RICERCA ITALIANA     

Research program

Polynomial identities and combinatorial methods

University Co-ordinator

Università degli Studi di BARI - MATEMATICA - ()

Research Unit Leader

Onofrio Mario Di Vincenzo

Description

The research project is facing topics from the theory of associative algebras and their polynomial identities under the action of groups of (anti)-automorphisms and/or in the presence of (generalized) derivations.

A meaningful part of the research project concerns one among the main topics of the theory of algebras with polynomial identities, namely the description of the ideals of the free algebra F< X > corresponding to the polynomial identities of an assigned F-algebra. Describing such ideals is generally an extremely difficult problem. In the ordinary case they are the so-called T-ideals of F< X >, that is those ideals which are invariant under the action of any endomorphism of the free algebra.
In 1950 Specht conjectured that, if the base field is of zero characteristic, every proper T-ideal is finitely generated as T-ideal. The complete proof of this result lies on a description of the structure of the varieties of associative algebras and involves the study of the Z_2-graded polynomial identities of associative superalgebras [36],[37]. The Grassmann algebra E of and infinite-dimensional vector space is among them. Thoroughly the mentioned description the all important algebras are the matrix algebras M_n(F), M_n(E) and M_{k,t}(E). In fact, in characteristic zero, any non trivial verbally prime variety is generated by one of them. Notice that each of them is either simple and finite dimensional either isomorphic to the Grassmann envelope of a finite-dimensional simple superalgebra. More generally in zero characteristic any non trivial variety is generated by the Grassmann envelope of a finite dimensional superalgebra [37].
Within these settings, remarkably meaningful is the study of the graded polynomial identities satisfied by a generic superalgebra. More generally, polynomial identities of associative algebras graded by an arbitrary group can be considered. Notice that in case of finite abelian groups any G-grading is equivalent to the action of a group of automorphisms isomorphic to G.

The project's main goal and the proper tasks of this research unit are precisely to describe the polynomial identities of peculiar and meaningful classes of associative algebras under the action of automorphisms or anti-automorphisms groups and semigroups. Also into account will be taken cases in which algebraic structures are enriched by the presence of derivations. When (generalized) derivations do satisfy suitable and natural conditions, the algebra structure will be investigated together with its polynomial identities.

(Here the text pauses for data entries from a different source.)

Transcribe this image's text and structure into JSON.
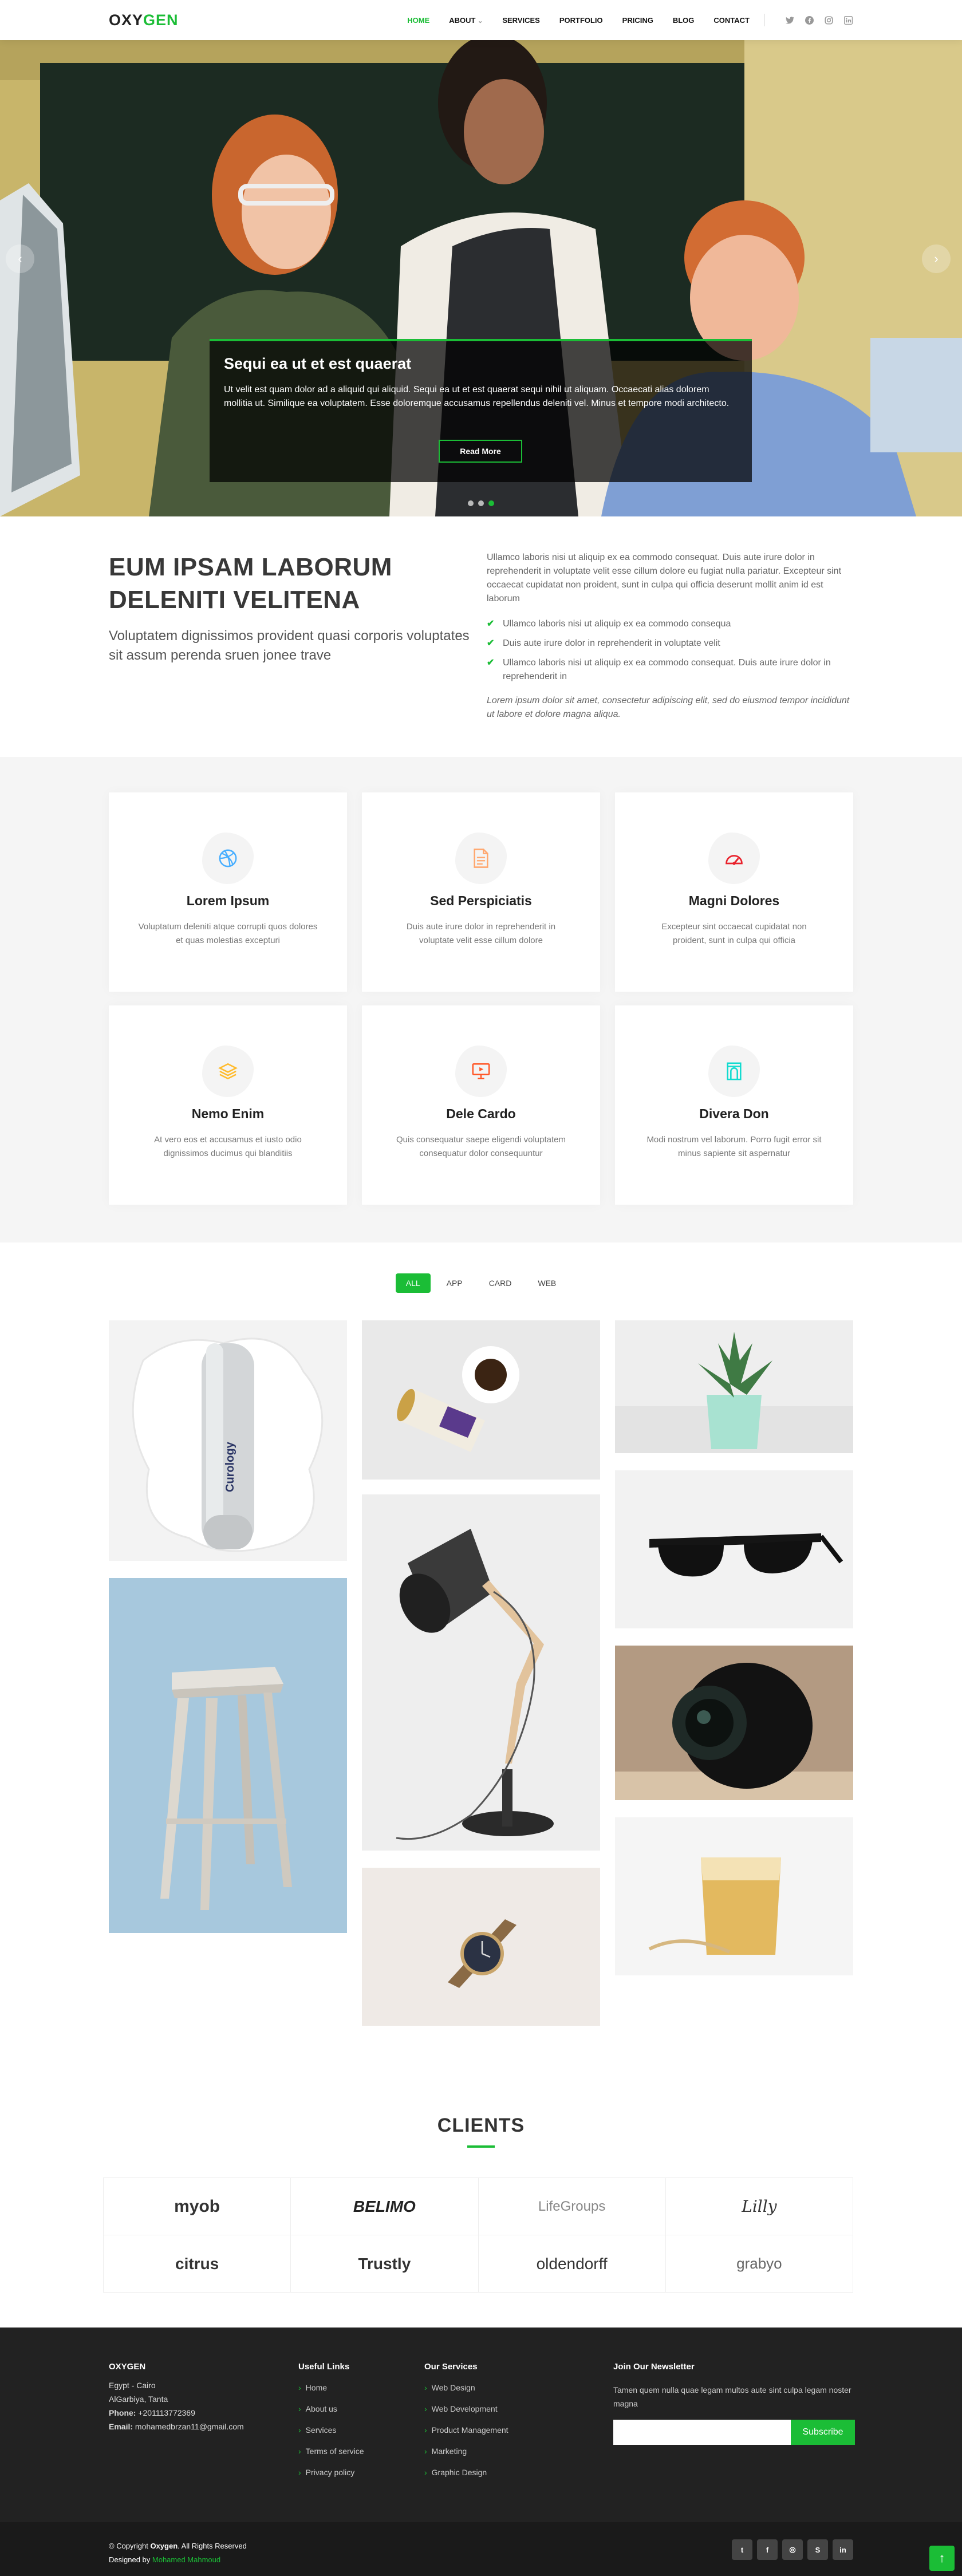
{
  "header": {
    "logo_a": "OXY",
    "logo_b": "GEN",
    "nav": [
      "HOME",
      "ABOUT",
      "SERVICES",
      "PORTFOLIO",
      "PRICING",
      "BLOG",
      "CONTACT"
    ],
    "about_chevron": "⌄",
    "social_icons": [
      "twitter-icon",
      "facebook-icon",
      "instagram-icon",
      "linkedin-icon"
    ]
  },
  "hero": {
    "title": "Sequi ea ut et est quaerat",
    "text": "Ut velit est quam dolor ad a aliquid qui aliquid. Sequi ea ut et est quaerat sequi nihil ut aliquam. Occaecati alias dolorem mollitia ut. Similique ea voluptatem. Esse doloremque accusamus repellendus deleniti vel. Minus et tempore modi architecto.",
    "button": "Read More",
    "prev": "‹",
    "next": "›",
    "active_slide": 3
  },
  "about": {
    "title": "EUM IPSAM LABORUM DELENITI VELITENA",
    "subtitle": "Voluptatem dignissimos provident quasi corporis voluptates sit assum perenda sruen jonee trave",
    "intro": "Ullamco laboris nisi ut aliquip ex ea commodo consequat. Duis aute irure dolor in reprehenderit in voluptate velit esse cillum dolore eu fugiat nulla pariatur. Excepteur sint occaecat cupidatat non proident, sunt in culpa qui officia deserunt mollit anim id est laborum",
    "checks": [
      "Ullamco laboris nisi ut aliquip ex ea commodo consequa",
      "Duis aute irure dolor in reprehenderit in voluptate velit",
      "Ullamco laboris nisi ut aliquip ex ea commodo consequat. Duis aute irure dolor in reprehenderit in"
    ],
    "check_glyph": "✔",
    "outro": "Lorem ipsum dolor sit amet, consectetur adipiscing elit, sed do eiusmod tempor incididunt ut labore et dolore magna aliqua."
  },
  "services": [
    {
      "title": "Lorem Ipsum",
      "text": "Voluptatum deleniti atque corrupti quos dolores et quas molestias excepturi",
      "icon": "dribbble-icon",
      "color": "#47aeff"
    },
    {
      "title": "Sed Perspiciatis",
      "text": "Duis aute irure dolor in reprehenderit in voluptate velit esse cillum dolore",
      "icon": "file-icon",
      "color": "#ffa76e"
    },
    {
      "title": "Magni Dolores",
      "text": "Excepteur sint occaecat cupidatat non proident, sunt in culpa qui officia",
      "icon": "speedometer-icon",
      "color": "#e9222c"
    },
    {
      "title": "Nemo Enim",
      "text": "At vero eos et accusamus et iusto odio dignissimos ducimus qui blanditiis",
      "icon": "layers-icon",
      "color": "#ffbb2c"
    },
    {
      "title": "Dele Cardo",
      "text": "Quis consequatur saepe eligendi voluptatem consequatur dolor consequuntur",
      "icon": "slideshow-icon",
      "color": "#ff5828"
    },
    {
      "title": "Divera Don",
      "text": "Modi nostrum vel laborum. Porro fugit error sit minus sapiente sit aspernatur",
      "icon": "arch-icon",
      "color": "#11dbcf"
    }
  ],
  "portfolio": {
    "filters": [
      "ALL",
      "APP",
      "CARD",
      "WEB"
    ],
    "items": [
      "cosmetic-bottle",
      "tin-and-coffee",
      "succulent-plant",
      "sunglasses",
      "stool",
      "desk-lamp",
      "camera-lens",
      "watch",
      "glass-of-drink"
    ],
    "bottle_label": "Curology"
  },
  "clients": {
    "title": "CLIENTS",
    "logos": [
      "myob",
      "BELIMO",
      "LifeGroups",
      "Lilly",
      "citrus",
      "Trustly",
      "oldendorff",
      "grabyo"
    ]
  },
  "footer": {
    "brand": "OXYGEN",
    "address1": "Egypt - Cairo",
    "address2": "AlGarbiya, Tanta",
    "phone_label": "Phone:",
    "phone": " +201113772369",
    "email_label": "Email:",
    "email": " mohamedbrzan11@gmail.com",
    "useful_title": "Useful Links",
    "useful": [
      "Home",
      "About us",
      "Services",
      "Terms of service",
      "Privacy policy"
    ],
    "services_title": "Our Services",
    "services": [
      "Web Design",
      "Web Development",
      "Product Management",
      "Marketing",
      "Graphic Design"
    ],
    "newsletter_title": "Join Our Newsletter",
    "newsletter_text": "Tamen quem nulla quae legam multos aute sint culpa legam noster magna",
    "subscribe": "Subscribe",
    "chev": "›"
  },
  "bottom": {
    "copy_a": "© Copyright ",
    "copy_brand": "Oxygen",
    "copy_b": ". All Rights Reserved",
    "designed": "Designed by ",
    "designer": "Mohamed Mahmoud",
    "social": [
      "t",
      "f",
      "◎",
      "S",
      "in"
    ],
    "back_top": "↑"
  },
  "colors": {
    "accent": "#1bbd36",
    "footer": "#222222"
  }
}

A precise goal of the research program is to study the free algebra ideals arising from the Z_2-graded polynomial identities of a superalgebra or from the *-polynomial identities of an algebra with involution. As mentioned above, these settings correspond to the case in which a group of order 2 acts as a group of automorphisms or anti-automorphisms on the algebra respectively. In both cases it is possible to focus on noteworthy subspaces, namely the components of the graded decomposition for superalgebras or those of symmetric and skew-symmetric elements for algebras with involution. More precisely, we want to determine the sets of polynomials generating these ideals as bilateral ideals or as ideals which are invariant under suitable semigroups of endomorphisms of the free associative algebra.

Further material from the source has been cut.